The world doesn’t need more arrogance disguised as zeal. It needs confident believers who can proclaim truth with humility, wisdom, and compassion.

That begins with self-reflection and reliance on the clear guidance of the Holy Spirit. When I find myself eager to speak “truth” or impose my “righteous views,” I often discover that impulse has more to do with me—my pride, my frustration, my desire to be heard—than with God’s mission. In contrast, when I find myself reluctant to act, I’ve learned that it is often the Spirit’s gentle leading.

God created us with emotions, physical sensations, and thoughts that work together to help us know ourselves more deeply. When we pay attention to those internal signals, we become more attuned to the Spirit’s voice. That self-awareness helps us recognize whether we are acting out of arrogance or confidence, from a place of self or as an outworking of the Spirit.
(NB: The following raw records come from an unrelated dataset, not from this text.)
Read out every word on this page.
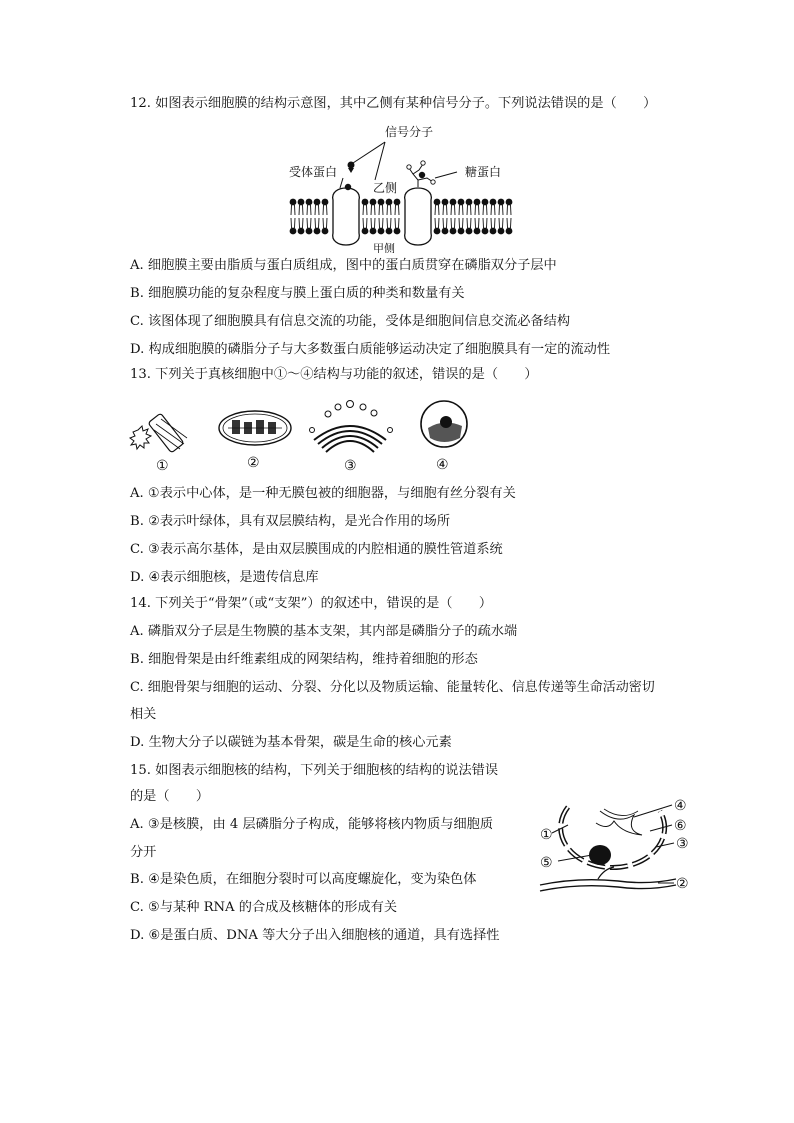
12. 如图表示细胞膜的结构示意图，其中乙侧有某种信号分子。下列说法错误的是（　　）
信号分子
受体蛋白	糖蛋白
乙侧
甲侧
A. 细胞膜主要由脂质与蛋白质组成，图中的蛋白质贯穿在磷脂双分子层中
B. 细胞膜功能的复杂程度与膜上蛋白质的种类和数量有关
C. 该图体现了细胞膜具有信息交流的功能，受体是细胞间信息交流必备结构
D. 构成细胞膜的磷脂分子与大多数蛋白质能够运动决定了细胞膜具有一定的流动性
13. 下列关于真核细胞中①～④结构与功能的叙述，错误的是（　　）
①	②	③	④
A. ①表示中心体，是一种无膜包被的细胞器，与细胞有丝分裂有关
B. ②表示叶绿体，具有双层膜结构，是光合作用的场所
C. ③表示高尔基体，是由双层膜围成的内腔相通的膜性管道系统
D. ④表示细胞核，是遗传信息库
14. 下列关于“骨架”（或“支架”）的叙述中，错误的是（　　）
A. 磷脂双分子层是生物膜的基本支架，其内部是磷脂分子的疏水端
B. 细胞骨架是由纤维素组成的网架结构，维持着细胞的形态
C. 细胞骨架与细胞的运动、分裂、分化以及物质运输、能量转化、信息传递等生命活动密切
相关
D. 生物大分子以碳链为基本骨架，碳是生命的核心元素
15. 如图表示细胞核的结构，下列关于细胞核的结构的说法错误
的是（　　）
A. ③是核膜，由 4 层磷脂分子构成，能够将核内物质与细胞质
分开
B. ④是染色质，在细胞分裂时可以高度螺旋化，变为染色体
C. ⑤与某种 RNA 的合成及核糖体的形成有关
D. ⑥是蛋白质、DNA 等大分子出入细胞核的通道，具有选择性
①
②
③
④
⑤
⑥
Too often, people speak “truth” in arrogance and impose their convictions on others in the name of Jesus. But when that happens, they miss important biblical messages—messages that balance truth and love. Paul reminds us that without love, even the boldest truth becomes just a resounding gong or a clanging cymbal (1 Corinthians 13:1).

Scripture cautions against arrogance in many ways:

  • “Do nothing out of selfish ambition or vain conceit. Rather, in humility value others above yourselves” (Philippians 2:3).
  • “Knowledge puffs up while love builds up” (1 Corinthians 8:1).
  • “Everyone should be quick to listen, slow to speak and slow to become angry” (James 1:19).

Self-reflection, guided by the Spirit, helps us resist arrogance and embrace humility so that truth can be spoken in love.


Conclusion

Confidence in Christ is not about silencing ourselves, nor is it about shouting the loudest. It’s about discerning when to speak and when to listen, when to roar like Peter and when to whisper like Elijah. It’s about speaking the truth in love, not using truth as a weapon to wound.

May we be people who:

  • Speak with confidence, not arrogance.
  • Share truth by proposing, not imposing.
  • Practice self-reflection, allowing the Spirit to expose when our zeal is about us rather than Christ.
  • Trust the Spirit to work through both whispers and roars, fire and gentle breeze.

Because in the end, whether through loud preaching or quiet presence, the goal is the same: that every word and action would point people to Jesus with both courage and compassion.


Note: All Scripture quotations in this blog are taken from The NIV Study Bible (10th Anniversary ed.; Zondervan, 2000), unless otherwise indicated.

References

Zondervan. (2000). The NIV Study Bible (10th Anniversary ed.). Zondervan.